The Supreme Court of Alaska will decide whether state law requires that personal auto insurance companies include price terms when offering optional uninsured/underinsured motorist coverage limits. The court will also determine the appropriate remedy for improper or inadequate offers of UIM limits in the case of GEICO v. Graham-Gonzalez.
At issue is whether GEICO’s UIM selection form complied with the requirements of Alaska law. The Alaska Superior Court reportedly concluded that the insurer had failed to properly offer the higher UIM coverage options by not including advance-pricing information. The court also ruled that the appropriate remedy was to allow the plaintiff, a GEICO policyholder, to retroactively purchase UIM coverage at the statutory maximum of $1 million, even though the plaintiff at no point throughout her three-year insured period sought to select different UIM limits.
The National Association of Independent Insurers (NAII) filed a friend-of-the-court brief before the Supreme Court of Alaska in support of GEICO in the case, addressing both the price term offerings and appropriate remedy issues. The NAII brief argues that requiring insurers to include price terms for each optional UIM limit would “impose an impractical and unnecessary burden on the insurance industry.”

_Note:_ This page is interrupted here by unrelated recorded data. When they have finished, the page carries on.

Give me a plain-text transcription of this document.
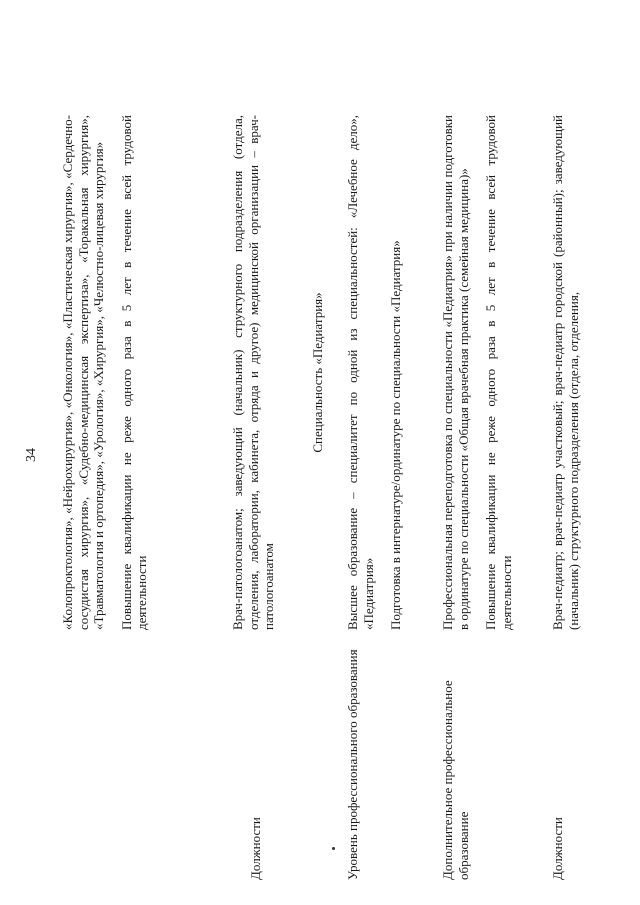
34 «Колопроктология», «Нейрохирургия», «Онкология», «Пластическая хирургия», «Сердечно-сосудистая хирургия», «Судебно-медицинская экспертиза», «Торакальная хирургия», «Травматология и ортопедия», «Урология», «Хирургия», «Челюстно-лицевая хирургия» Повышение квалификации не реже одного раза в 5 лет в течение всей трудовой деятельности

Должности

Врач-патологоанатом; заведующий (начальник) структурного подразделения (отдела, отделения, лаборатории, кабинета, отряда и другое) медицинской организации – врач-патологоанатом

Специальность «Педиатрия»
Уровень профессионального образования

Высшее образование – специалитет по одной из специальностей: «Лечебное дело», «Педиатрия» Подготовка в интернатуре/ординатуре по специальности «Педиатрия»

Дополнительное профессиональное образование

Профессиональная переподготовка по специальности «Педиатрия» при наличии подготовки в ординатуре по специальности «Общая врачебная практика (семейная медицина)» Повышение квалификации не реже одного раза в 5 лет в течение всей трудовой деятельности

Должности

Врач-педиатр; врач-педиатр участковый; врач-педиатр городской (районный); заведующий (начальник) структурного подразделения (отдела, отделения,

“To compel companies to provide this information fails to appreciate all the variables that ultimately go into insurance transactions, such as individual insurance needs and individualized factors like driving history, age, and location that may influence pricing,” Monika McGuire, NAII assistant general counsel, legal services, said. “Nothing in the statute requires insurers to provide pricing information of their UIM coverage offers. Related case law supports the same conclusion.”
Even if the UIM coverage cost information is deemed to be required under the statute, the remedy should not be to automatically provide the maximum optional limits offered for UIM coverage, as argued by the plaintiff. The Supreme Court of Alaska has repeatedly held that “reformation” is appropriate only where UIM coverage is required, not optional. Even then, the contract should only be reformed to the minimum, not the maximum, required limits, McGuire said.
The Alaska Supreme Court has already ruled that the appropriate remedy for failing to offer optional UIM limits is the tort remedy applied in a previous decision, Peter v. Schumacher Enters. In Peter, the court held that the proper remedy is an issue for the “trier-of-fact” in a private tort action, based on the extent of harm sustained by the insured and the level of coverage the insured would have chosen had they been offered the choice.
The NAII brief states that if the court were to adopt the reformation remedy imposed by the trial court, personal automobile insurers writing in Alaska would “face an enormous increase in UIM coverage loss exposure.”
“This increased exposure would inevitably result in increased UIM coverage premiums,” McGuire added. “Clearly, the tort remedy is more appropriate and adequate than a reformation remedy in cases involving optional UIM limits.”